A sculpted tree trunk, partially cut into pieces helps to illustrate the primary material used to build furniture. A stump and its roots, a tree trunk cut into parts and five modules made of timber, some lightly burned on the surface. A young tree grows where the tree might have grown tall had the tree not fallen.
CYCLOPS
Architect | Craig Chapple (Phoenix, Arizona, USA)
Cyclops is a singular object on the landscape as well as a singular frame of the landscape. Made up of 258 x 8m long timber and 1 x 6 boards, they are held in a concentric ring by 2 steel rings suspended from the surrounding trees by stainless steel cables.
Cyclops is held in a tenuous balance with the environment that provides for it. The central 1.5m opening at the bottom of the cone is a highly-charged occupiable space for the viewer to both view the canopy in a new way but also truly feel the focus of the suspended weight as the physical latent force in the trees themselves. The viewer finds himself playing the central role of the work in rediscovering their relationship to the energy in their environment.
LA MAISON DE JACQUES
Intern Architects | Romy Brosseau, Rosemarie Faille-Faubert and Émilie Gagné-Loranger (Quebec City [Québec] Canada)
La Maison de Jacques (or Jack’s House from the children’s fable Jack and the Beanstalk) is different from the one we know. You might think you have just stepped out of a children’s story. The house is a green grove that is enveloped in bloom. You enter by walking on stepping stones that traverse a ground-cover.

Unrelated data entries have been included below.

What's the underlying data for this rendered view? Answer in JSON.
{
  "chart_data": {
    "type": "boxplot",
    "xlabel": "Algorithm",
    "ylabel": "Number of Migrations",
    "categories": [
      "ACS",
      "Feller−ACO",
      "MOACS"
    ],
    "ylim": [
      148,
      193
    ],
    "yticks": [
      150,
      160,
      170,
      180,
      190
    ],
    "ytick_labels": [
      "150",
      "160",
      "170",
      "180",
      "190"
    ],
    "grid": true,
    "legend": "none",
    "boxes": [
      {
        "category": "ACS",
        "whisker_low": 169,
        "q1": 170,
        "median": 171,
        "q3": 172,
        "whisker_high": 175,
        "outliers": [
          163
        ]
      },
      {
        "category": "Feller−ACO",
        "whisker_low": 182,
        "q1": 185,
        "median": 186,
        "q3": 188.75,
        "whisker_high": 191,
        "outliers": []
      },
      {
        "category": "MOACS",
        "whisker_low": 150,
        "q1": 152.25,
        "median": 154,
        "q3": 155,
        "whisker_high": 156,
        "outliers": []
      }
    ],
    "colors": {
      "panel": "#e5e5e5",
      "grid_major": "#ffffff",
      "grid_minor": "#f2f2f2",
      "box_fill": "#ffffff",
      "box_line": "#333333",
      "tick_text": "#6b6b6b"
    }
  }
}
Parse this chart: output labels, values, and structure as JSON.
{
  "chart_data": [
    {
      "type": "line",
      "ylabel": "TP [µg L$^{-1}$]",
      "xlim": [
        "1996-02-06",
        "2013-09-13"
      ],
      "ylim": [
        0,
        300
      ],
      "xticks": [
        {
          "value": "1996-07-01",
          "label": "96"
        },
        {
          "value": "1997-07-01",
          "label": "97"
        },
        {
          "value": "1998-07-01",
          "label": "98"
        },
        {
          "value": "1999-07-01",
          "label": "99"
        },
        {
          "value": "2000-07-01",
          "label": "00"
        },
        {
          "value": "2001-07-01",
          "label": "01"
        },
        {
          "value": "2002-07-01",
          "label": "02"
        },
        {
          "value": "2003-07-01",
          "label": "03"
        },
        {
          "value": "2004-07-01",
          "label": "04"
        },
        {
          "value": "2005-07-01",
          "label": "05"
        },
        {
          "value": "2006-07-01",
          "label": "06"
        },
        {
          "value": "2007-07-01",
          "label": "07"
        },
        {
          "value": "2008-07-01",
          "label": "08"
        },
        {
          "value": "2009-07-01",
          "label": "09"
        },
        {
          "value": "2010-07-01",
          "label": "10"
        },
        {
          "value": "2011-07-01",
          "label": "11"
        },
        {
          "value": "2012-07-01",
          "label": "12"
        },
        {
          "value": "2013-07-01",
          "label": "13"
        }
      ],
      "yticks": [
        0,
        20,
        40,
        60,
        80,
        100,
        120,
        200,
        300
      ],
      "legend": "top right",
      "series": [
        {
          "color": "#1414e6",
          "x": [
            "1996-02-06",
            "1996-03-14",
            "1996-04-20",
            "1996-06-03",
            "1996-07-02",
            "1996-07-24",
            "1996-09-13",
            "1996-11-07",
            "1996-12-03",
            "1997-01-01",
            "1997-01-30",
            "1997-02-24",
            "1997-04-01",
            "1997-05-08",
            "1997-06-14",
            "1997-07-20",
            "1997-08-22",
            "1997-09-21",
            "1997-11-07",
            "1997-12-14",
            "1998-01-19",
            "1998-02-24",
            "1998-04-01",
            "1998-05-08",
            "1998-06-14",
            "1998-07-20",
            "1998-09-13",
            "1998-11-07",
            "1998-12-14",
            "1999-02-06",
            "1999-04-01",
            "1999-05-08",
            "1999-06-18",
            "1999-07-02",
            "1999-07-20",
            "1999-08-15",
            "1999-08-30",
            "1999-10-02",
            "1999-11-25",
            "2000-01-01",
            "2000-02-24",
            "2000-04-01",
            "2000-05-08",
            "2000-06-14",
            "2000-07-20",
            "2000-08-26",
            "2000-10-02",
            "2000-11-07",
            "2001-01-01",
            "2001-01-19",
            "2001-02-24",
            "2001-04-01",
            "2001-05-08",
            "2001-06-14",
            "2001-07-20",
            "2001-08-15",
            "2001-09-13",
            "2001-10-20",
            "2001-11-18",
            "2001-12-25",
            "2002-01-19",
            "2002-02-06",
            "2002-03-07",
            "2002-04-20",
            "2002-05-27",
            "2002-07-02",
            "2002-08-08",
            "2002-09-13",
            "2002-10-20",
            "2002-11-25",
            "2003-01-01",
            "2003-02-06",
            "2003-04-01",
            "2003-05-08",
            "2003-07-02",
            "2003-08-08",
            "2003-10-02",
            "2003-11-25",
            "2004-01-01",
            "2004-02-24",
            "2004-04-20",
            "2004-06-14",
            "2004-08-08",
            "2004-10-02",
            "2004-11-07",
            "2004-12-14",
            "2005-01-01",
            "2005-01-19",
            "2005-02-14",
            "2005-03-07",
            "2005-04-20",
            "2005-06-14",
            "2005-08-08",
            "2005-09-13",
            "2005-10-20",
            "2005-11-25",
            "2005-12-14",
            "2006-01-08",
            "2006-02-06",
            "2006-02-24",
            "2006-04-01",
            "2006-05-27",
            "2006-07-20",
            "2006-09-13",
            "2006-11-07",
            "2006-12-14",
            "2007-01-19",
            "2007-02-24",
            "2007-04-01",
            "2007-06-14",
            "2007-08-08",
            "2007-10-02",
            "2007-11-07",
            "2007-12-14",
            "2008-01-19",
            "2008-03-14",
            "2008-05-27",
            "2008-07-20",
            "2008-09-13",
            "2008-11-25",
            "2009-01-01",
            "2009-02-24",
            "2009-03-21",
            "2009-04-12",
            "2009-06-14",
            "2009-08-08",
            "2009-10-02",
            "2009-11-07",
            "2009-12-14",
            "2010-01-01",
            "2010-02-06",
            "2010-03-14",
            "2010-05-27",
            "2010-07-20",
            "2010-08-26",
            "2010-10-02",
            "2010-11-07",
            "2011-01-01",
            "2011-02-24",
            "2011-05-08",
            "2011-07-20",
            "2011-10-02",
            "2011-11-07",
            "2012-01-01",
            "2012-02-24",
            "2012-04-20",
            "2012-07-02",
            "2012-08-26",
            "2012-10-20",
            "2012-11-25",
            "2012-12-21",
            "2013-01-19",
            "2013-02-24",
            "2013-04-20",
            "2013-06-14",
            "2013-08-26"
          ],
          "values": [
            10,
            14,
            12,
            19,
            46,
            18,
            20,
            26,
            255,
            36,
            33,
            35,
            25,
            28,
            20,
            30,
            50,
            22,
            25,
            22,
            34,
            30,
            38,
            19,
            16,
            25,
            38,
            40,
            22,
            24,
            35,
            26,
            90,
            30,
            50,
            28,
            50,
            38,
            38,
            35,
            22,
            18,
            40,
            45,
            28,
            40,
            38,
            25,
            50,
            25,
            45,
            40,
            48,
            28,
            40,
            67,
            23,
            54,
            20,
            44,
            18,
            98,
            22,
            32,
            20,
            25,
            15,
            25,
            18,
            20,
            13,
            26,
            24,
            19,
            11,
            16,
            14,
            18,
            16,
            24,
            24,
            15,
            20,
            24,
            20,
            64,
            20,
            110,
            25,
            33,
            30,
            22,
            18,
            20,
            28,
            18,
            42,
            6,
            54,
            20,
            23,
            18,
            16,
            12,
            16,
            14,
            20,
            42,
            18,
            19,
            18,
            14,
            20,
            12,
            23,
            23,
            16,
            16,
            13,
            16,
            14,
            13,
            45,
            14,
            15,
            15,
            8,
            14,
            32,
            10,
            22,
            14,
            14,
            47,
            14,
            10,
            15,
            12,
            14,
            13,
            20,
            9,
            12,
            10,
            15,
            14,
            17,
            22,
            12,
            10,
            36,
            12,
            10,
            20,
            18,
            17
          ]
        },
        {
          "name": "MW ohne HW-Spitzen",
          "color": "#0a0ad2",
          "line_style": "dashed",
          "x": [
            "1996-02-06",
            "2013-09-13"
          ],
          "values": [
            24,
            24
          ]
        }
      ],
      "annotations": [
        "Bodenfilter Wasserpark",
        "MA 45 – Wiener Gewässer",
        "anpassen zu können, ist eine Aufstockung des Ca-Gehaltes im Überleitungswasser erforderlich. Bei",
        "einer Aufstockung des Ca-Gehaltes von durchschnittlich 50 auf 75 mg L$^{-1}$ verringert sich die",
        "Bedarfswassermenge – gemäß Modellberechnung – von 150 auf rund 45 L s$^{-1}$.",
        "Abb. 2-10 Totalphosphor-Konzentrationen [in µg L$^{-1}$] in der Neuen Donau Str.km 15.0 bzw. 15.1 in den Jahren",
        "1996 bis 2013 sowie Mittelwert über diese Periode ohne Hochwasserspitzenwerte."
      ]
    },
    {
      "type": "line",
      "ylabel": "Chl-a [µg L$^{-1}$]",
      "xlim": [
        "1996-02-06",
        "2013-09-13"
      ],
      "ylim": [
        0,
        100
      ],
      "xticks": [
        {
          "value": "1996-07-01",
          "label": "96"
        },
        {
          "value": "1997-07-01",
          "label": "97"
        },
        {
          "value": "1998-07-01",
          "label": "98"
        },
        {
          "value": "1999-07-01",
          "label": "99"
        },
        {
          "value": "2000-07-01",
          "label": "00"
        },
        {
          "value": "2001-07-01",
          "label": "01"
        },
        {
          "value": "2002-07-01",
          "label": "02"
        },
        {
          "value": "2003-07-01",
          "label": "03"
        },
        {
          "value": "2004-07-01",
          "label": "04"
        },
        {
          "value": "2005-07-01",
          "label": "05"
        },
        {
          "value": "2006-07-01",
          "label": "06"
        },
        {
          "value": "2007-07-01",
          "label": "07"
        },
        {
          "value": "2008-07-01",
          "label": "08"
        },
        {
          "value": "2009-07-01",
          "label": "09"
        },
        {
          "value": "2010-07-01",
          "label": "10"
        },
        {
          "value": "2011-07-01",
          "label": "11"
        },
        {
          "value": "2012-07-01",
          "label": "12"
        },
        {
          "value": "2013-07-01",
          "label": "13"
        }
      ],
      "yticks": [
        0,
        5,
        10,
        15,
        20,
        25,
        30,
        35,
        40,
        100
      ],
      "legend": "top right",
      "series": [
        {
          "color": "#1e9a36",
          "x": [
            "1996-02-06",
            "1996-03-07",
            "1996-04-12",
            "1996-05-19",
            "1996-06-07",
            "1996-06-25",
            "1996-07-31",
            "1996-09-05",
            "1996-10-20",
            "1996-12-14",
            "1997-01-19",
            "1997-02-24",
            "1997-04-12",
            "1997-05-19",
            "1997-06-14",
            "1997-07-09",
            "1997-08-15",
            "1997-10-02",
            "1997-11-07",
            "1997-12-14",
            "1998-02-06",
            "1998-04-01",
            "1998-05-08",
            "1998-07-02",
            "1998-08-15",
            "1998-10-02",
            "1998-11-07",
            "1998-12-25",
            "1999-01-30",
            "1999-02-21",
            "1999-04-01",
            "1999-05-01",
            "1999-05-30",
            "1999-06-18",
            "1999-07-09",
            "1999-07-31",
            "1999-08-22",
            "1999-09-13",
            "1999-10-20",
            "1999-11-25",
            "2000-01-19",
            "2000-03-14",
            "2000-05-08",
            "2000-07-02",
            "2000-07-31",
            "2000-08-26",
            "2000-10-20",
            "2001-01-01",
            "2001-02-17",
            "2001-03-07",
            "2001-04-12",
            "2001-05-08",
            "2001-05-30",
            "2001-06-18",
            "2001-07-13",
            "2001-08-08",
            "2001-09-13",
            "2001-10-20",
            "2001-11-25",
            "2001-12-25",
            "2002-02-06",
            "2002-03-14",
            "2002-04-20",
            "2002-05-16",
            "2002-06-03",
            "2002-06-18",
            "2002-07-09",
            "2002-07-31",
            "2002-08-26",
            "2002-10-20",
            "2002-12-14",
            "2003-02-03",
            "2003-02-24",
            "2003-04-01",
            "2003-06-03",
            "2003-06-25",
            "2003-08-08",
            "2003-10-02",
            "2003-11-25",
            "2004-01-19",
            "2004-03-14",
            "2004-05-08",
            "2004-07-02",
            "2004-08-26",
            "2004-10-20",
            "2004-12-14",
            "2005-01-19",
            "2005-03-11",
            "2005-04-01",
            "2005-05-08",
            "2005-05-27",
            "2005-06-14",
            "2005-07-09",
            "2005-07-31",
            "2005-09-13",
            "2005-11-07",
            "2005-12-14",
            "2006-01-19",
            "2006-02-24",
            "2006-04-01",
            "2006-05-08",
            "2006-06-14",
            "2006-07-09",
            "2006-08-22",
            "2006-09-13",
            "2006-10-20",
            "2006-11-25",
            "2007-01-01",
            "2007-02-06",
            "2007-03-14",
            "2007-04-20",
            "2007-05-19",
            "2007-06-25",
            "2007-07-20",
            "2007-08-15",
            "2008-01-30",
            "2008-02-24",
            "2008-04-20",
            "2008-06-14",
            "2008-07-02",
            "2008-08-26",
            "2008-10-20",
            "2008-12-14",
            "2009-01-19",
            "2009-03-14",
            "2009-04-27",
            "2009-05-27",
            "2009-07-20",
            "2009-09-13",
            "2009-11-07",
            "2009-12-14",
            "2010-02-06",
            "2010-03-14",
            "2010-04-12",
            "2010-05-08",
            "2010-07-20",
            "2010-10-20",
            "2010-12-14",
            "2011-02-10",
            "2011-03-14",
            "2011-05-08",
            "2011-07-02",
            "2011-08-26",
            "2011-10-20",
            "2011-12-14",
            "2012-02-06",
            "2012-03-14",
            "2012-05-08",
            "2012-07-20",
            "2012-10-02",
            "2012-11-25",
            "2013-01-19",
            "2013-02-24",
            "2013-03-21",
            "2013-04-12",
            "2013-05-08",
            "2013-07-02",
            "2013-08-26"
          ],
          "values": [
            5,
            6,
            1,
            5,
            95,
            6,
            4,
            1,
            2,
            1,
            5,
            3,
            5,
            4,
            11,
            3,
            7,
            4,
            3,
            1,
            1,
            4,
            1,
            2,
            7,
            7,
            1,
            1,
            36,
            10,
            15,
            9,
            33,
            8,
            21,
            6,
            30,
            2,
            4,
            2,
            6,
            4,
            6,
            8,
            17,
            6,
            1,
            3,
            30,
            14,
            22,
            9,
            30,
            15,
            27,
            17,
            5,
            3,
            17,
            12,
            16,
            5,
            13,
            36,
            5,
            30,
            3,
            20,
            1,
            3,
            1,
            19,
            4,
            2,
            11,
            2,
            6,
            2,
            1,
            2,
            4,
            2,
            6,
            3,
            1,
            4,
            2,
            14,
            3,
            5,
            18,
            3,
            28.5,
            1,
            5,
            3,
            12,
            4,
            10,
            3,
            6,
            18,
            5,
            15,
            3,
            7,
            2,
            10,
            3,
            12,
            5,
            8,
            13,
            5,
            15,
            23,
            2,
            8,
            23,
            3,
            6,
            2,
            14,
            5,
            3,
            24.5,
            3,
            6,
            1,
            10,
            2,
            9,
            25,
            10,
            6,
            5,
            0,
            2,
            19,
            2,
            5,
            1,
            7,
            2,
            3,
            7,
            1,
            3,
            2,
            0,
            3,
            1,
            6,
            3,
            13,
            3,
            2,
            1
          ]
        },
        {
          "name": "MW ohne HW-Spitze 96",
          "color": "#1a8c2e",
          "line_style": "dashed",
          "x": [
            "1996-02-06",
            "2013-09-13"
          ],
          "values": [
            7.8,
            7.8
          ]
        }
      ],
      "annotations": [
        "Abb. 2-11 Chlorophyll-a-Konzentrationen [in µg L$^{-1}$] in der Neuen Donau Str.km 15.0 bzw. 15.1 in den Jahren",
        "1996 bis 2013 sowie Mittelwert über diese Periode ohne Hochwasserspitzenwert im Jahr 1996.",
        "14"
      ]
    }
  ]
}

Once inside, you wander between the rows of beans of tightly winding their way up a light wooden structure. The walls divide the space into a series of small hidden gardens, singular in their proportions. These cocoons are ideal hiding places for a game of hide-and-seek. One remains a secret, inaccessible...
La Maison de Jacques is magical. It will be built over several weeks, starting with the seedlings in May that will grow to be more than 3m in height in a short time. Their clumps of red flowers will be in bloom by the end of July and then the beans will form to bring a taste of goodness to everyone.
TIILT
SRCW
Architect | Sean Radford; Designer | Chris Wiebe (Winnipeg [Manitoba] Canada)
Finding roots in the formal geometries of the labyrinth and the many informal camping traditions in the Canadian landscape, TiiLT is a transformable and inhabitable place for visitors to act, or to idle, however they may be inclined.
Each structure may be flipped between two orientations, responding to the position of the sun, offering alternating views and shifting pathways through the site. The toggling movement conjures a school of fish, or a flock of birds, flitting in opposite directions yet connected as a whole. The straw-like lightness of the structures and brilliant yellow skin recall a field of floral blooms, contrasting the surrounding green landscape and blue sky.
The International Garden Festival will run from 23 June to 2 October 2016.
Images (top to bottom): Le Caveau; Carbone; Cyclops; La Maison de Jacques; TiiLT.